Los libros de la isla desiertA: ‘La insoportable levedad del ser’, de Milan Kundera

ÓSCAR HERNÁNDEZ CAMPANO. @oscarhercam

No son demasiados los libros que resultan ser mucho más que una narración. Pueden estar mejor o peor escritos, pero ese algo que los convierte en libros de cabecera, novelas de obligada relectura o textos con innumerables niveles de comprensión, es patrimonio de pocos autores. La insoportable levedad del ser, publicada en 1984 y convertida en un clásico de la literatura del siglo XX, es todo eso y, además, está muy bien escrita.

Su autor, un poeta, narrador y dramaturgo checo afincado en Francia desde mediados los años 70, es el típico candidato a los Nobel que, con una obra magna, pese a no ser extensa, se abrió paso hasta la cima de las letras, le concedan los laureles de la literatura o no. Milan Kundera se exilió de la Checoslovaquia soviética y en su obra refleja las vivencias que, seguramente, vivió en sus propias carnes antes de saltar al otro lado del telón de acero.

La novela nos cuenta, de forma un tanto desordenada, recurso buscado y efectista que cuadra a la perfección, las vicisitudes humanas, sentimentales, sexuales, laborales, sociales y políticas de su protagonista, Tomás, un cirujano respetado que, por un lado, inicia una historia de amor con Teresa, una frágil e insegura muchacha, al tiempo que conserva y frecuenta la compañía de varias amantes, entre otras, Sabina. Los celos de Teresa, la necesidad de Tomás de llevar esa doble vida, las dudas y la desinhibición marcan la vida personal del hombre, quien logra un extraño equilibrio, aunque siempre precario, pues sus reflexiones le obligan a cuestionarse la realidad que ha construido a su alrededor.

Su vida profesional se ve afectada, sin embargo, por la historia que bulle a su alrededor. Asistimos a la Primavera de Praga de 1968, al conato de revuelta contra el Gobierno, a la invasión de la Unión Soviética para sofocar esa exigencia de apertura en uno de sus estados satélite, a la huida-exilio de Tomás en Suiza, donde lo alcanza su esposa, Teresa, y de donde regresarán a Praga, para arrepentirse después, cuando escapar deviene imposible. Veremos como sus reflexiones sobre la situación política lo llevan a escribir un artículo en prensa que lo despoja de su profesión y que, en la práctica, constituye su muerte civil. Asistiremos al peligroso juego de espías, chantaje, policía política, informadores y control social de un Estado policial. Y acompañaremos a la pareja protagonista en su postrero intento de llevar una vida medianamente feliz.

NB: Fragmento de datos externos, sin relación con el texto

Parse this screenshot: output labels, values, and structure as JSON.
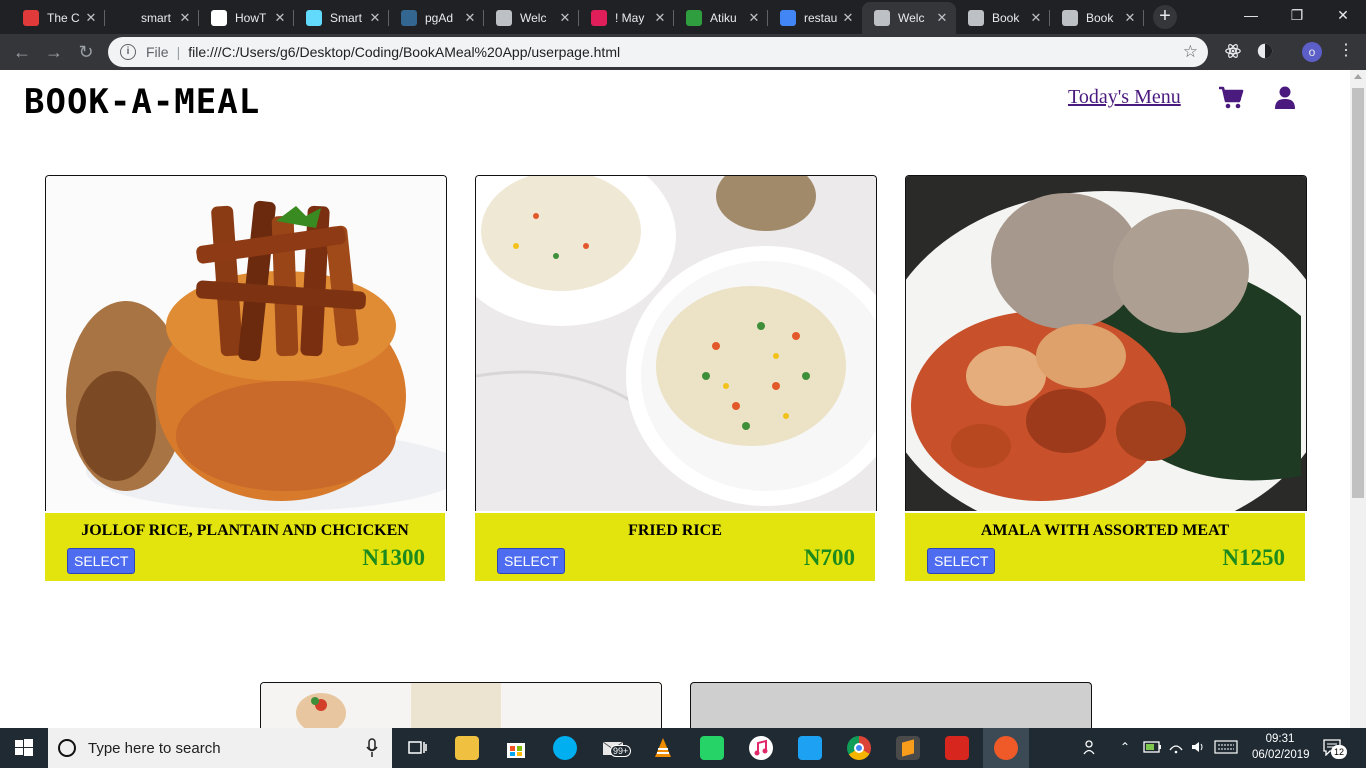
{
  "browser": {
    "tabs": [
      {
        "title": "The C",
        "favicon_color": "#e03a3a"
      },
      {
        "title": "smart",
        "favicon_color": "#202124"
      },
      {
        "title": "HowT",
        "favicon_color": "#ffffff"
      },
      {
        "title": "Smart",
        "favicon_color": "#61dafb"
      },
      {
        "title": "pgAd",
        "favicon_color": "#336791"
      },
      {
        "title": "Welc",
        "favicon_color": "#bdc1c6"
      },
      {
        "title": "! May",
        "favicon_color": "#e01e5a"
      },
      {
        "title": "Atiku",
        "favicon_color": "#2e9e3e"
      },
      {
        "title": "restau",
        "favicon_color": "#4285f4"
      },
      {
        "title": "Welc",
        "favicon_color": "#bdc1c6"
      },
      {
        "title": "Book",
        "favicon_color": "#bdc1c6"
      },
      {
        "title": "Book",
        "favicon_color": "#bdc1c6"
      }
    ],
    "active_tab_index": 9,
    "close_glyph": "✕",
    "new_tab_glyph": "+",
    "address": {
      "scheme_label": "File",
      "url": "file:///C:/Users/g6/Desktop/Coding/BookAMeal%20App/userpage.html"
    },
    "profile_initial": "o"
  },
  "page": {
    "logo": "BOOK-A-MEAL",
    "nav_link": "Today's Menu",
    "accent_color": "#4b1a7e",
    "meals": [
      {
        "name": "JOLLOF RICE, PLANTAIN AND CHCICKEN",
        "price": "N1300",
        "button": "SELECT"
      },
      {
        "name": "FRIED RICE",
        "price": "N700",
        "button": "SELECT"
      },
      {
        "name": "AMALA WITH ASSORTED MEAT",
        "price": "N1250",
        "button": "SELECT"
      }
    ],
    "caption_color": "#e3e30d",
    "price_color": "#1d8a1d",
    "button_color": "#4e6cf0"
  },
  "taskbar": {
    "search_placeholder": "Type here to search",
    "store_badge": "99+",
    "time": "09:31",
    "date": "06/02/2019",
    "notifications": "12"
  }
}
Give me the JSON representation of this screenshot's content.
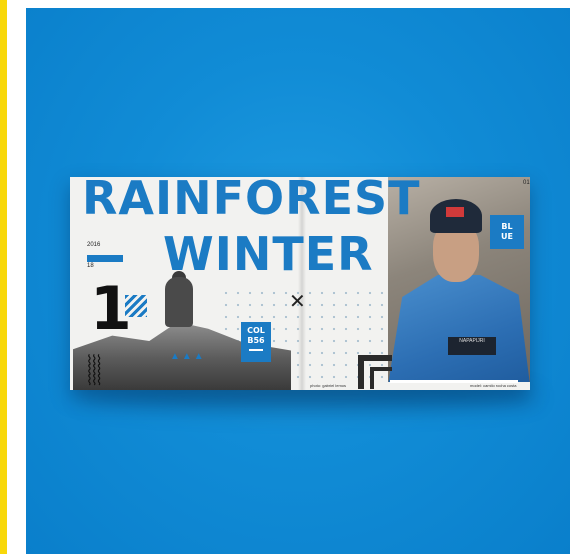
{
  "magazine": {
    "headline_top": "RAINFOREST",
    "headline_bottom": "WINTER",
    "year": "2016",
    "issue": "18",
    "collection_tag": "COL B56",
    "collection_line1": "COL",
    "collection_line2": "B56",
    "color_tag_line1": "BL",
    "color_tag_line2": "UE",
    "big_number": "1",
    "page_number": "01",
    "folio_left": "photo: gabriel lemos",
    "folio_right": "model: camilo rocha costa",
    "chest_patch_text": "NAPAPIJRI"
  },
  "colors": {
    "background_blue": "#118cd6",
    "accent_blue": "#1b7bc4",
    "edge_yellow": "#f8d80a"
  }
}
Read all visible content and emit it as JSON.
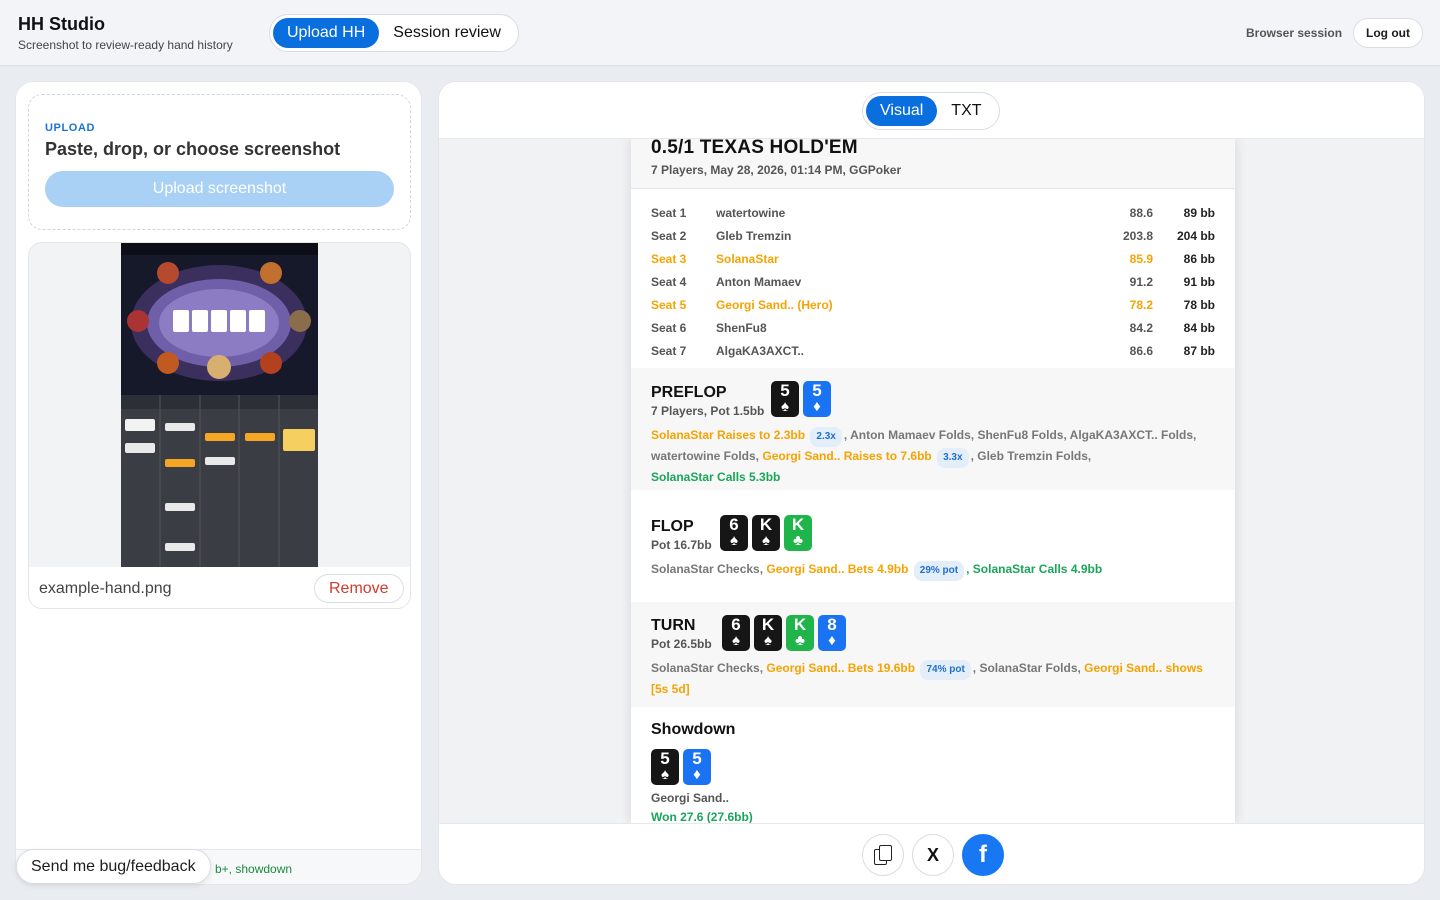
{
  "app": {
    "title": "HH Studio",
    "subtitle": "Screenshot to review-ready hand history"
  },
  "nav": {
    "tabs": [
      {
        "label": "Upload HH",
        "active": true
      },
      {
        "label": "Session review",
        "active": false
      }
    ]
  },
  "header": {
    "session": "Browser session",
    "logout": "Log out"
  },
  "upload": {
    "tag": "UPLOAD",
    "title": "Paste, drop, or choose screenshot",
    "button": "Upload screenshot"
  },
  "file": {
    "name": "example-hand.png",
    "remove": "Remove"
  },
  "status": {
    "text": "b+, showdown"
  },
  "feedback": {
    "label": "Send me bug/feedback"
  },
  "view_toggle": {
    "options": [
      {
        "label": "Visual",
        "active": true
      },
      {
        "label": "TXT",
        "active": false
      }
    ]
  },
  "hand": {
    "title": "0.5/1 TEXAS HOLD'EM",
    "subtitle": "7 Players, May 28, 2026, 01:14 PM, GGPoker",
    "seats": [
      {
        "seat": "Seat 1",
        "name": "watertowine",
        "stack": "88.6",
        "bb": "89 bb",
        "highlight": false
      },
      {
        "seat": "Seat 2",
        "name": "Gleb Tremzin",
        "stack": "203.8",
        "bb": "204 bb",
        "highlight": false
      },
      {
        "seat": "Seat 3",
        "name": "SolanaStar",
        "stack": "85.9",
        "bb": "86 bb",
        "highlight": true
      },
      {
        "seat": "Seat 4",
        "name": "Anton Mamaev",
        "stack": "91.2",
        "bb": "91 bb",
        "highlight": false
      },
      {
        "seat": "Seat 5",
        "name": "Georgi Sand.. (Hero)",
        "stack": "78.2",
        "bb": "78 bb",
        "highlight": true
      },
      {
        "seat": "Seat 6",
        "name": "ShenFu8",
        "stack": "84.2",
        "bb": "84 bb",
        "highlight": false
      },
      {
        "seat": "Seat 7",
        "name": "AlgaKA3AXCT..",
        "stack": "86.6",
        "bb": "87 bb",
        "highlight": false
      }
    ],
    "preflop": {
      "title": "PREFLOP",
      "sub": "7 Players, Pot 1.5bb",
      "cards": [
        {
          "rank": "5",
          "suit": "♠",
          "color": "black"
        },
        {
          "rank": "5",
          "suit": "♦",
          "color": "blue"
        }
      ],
      "a1": "SolanaStar Raises to 2.3bb",
      "c1": "2.3x",
      "a2": ", Anton Mamaev Folds, ShenFu8 Folds, AlgaKA3AXCT.. Folds, watertowine Folds, ",
      "a3": "Georgi Sand.. Raises to 7.6bb",
      "c2": "3.3x",
      "a4": ", Gleb Tremzin Folds,",
      "a5": "SolanaStar Calls 5.3bb"
    },
    "flop": {
      "title": "FLOP",
      "sub": "Pot 16.7bb",
      "cards": [
        {
          "rank": "6",
          "suit": "♠",
          "color": "black"
        },
        {
          "rank": "K",
          "suit": "♠",
          "color": "black"
        },
        {
          "rank": "K",
          "suit": "♣",
          "color": "green"
        }
      ],
      "a1": "SolanaStar Checks, ",
      "a2": "Georgi Sand.. Bets 4.9bb",
      "c1": "29% pot",
      "a3": ", SolanaStar Calls 4.9bb"
    },
    "turn": {
      "title": "TURN",
      "sub": "Pot 26.5bb",
      "cards": [
        {
          "rank": "6",
          "suit": "♠",
          "color": "black"
        },
        {
          "rank": "K",
          "suit": "♠",
          "color": "black"
        },
        {
          "rank": "K",
          "suit": "♣",
          "color": "green"
        },
        {
          "rank": "8",
          "suit": "♦",
          "color": "blue"
        }
      ],
      "a1": "SolanaStar Checks, ",
      "a2": "Georgi Sand.. Bets 19.6bb",
      "c1": "74% pot",
      "a3": ", SolanaStar Folds, ",
      "a4": "Georgi Sand.. shows [5s 5d]"
    },
    "showdown": {
      "title": "Showdown",
      "cards": [
        {
          "rank": "5",
          "suit": "♠",
          "color": "black"
        },
        {
          "rank": "5",
          "suit": "♦",
          "color": "blue"
        }
      ],
      "player": "Georgi Sand..",
      "result": "Won 27.6 (27.6bb)"
    }
  },
  "share": {
    "x": "X",
    "facebook": "f"
  },
  "colors": {
    "accent": "#0a6fde",
    "hero": "#f5a300",
    "win": "#19a65a"
  }
}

La insoportable levedad del ser es, además, una profunda reflexión psicológica o, incluso, filosófica sobre el sentido de la vida, su significado, su trascendencia y el sentido de nuestra existencia y de cada decisión que adoptamos. El narrador, acaso el mismo autor, se cuela en la narración y en la vida de los personajes como un espía más, para contarnos la crónica de la intimidad, de las preocupaciones y de los pensamientos más íntimos de todos ellos, en especial de Tomás. Kundera, con este ejercicio narratológico, interrumpe en ocasiones la historia para introducirnos una teoría psicológica o filosófica que arroje luz sobre lo que los personajes van a pensar o decir a continuación. Nos invita a formar parte de la construcción del libro al que se refiere como novela, recordándonos a veces qué explicó en la primera parte de la misma. Así, se nos habla de Nietzsche, del mito del eterno retorno que desarrolló el rumano Mircea Eliade, de la trascendencia humana y de la capacidad empática entre personas y animales. En este último aspecto tiene una especial importancia el perro de la pareja protagonista, Karenín, un alegre animal a quien le dedica el autor una parte entera del libro.

Se podrían decir muchas más cosas de una novela que forma ya parte de esos libros imprescindibles que, sin embargo, a menudo se quedan relegados a la lista de lecturas pendientes. Pues no es solo una lectura inaplazable, sino que es un libro que requiere múltiples revisitaciones a fin de reflexionar y meditar sobre las cuestiones que plantea. Porque todos somos un poco Tomás, Teresa, Sabina o Karenín, porque todos tenemos dudas y a todos nos asaltan pensamientos sobre lo que vivimos. Qué mejor libro para llevarse a la isla desierta y releer mientras el rumor de las olas acaricia nuestra alma.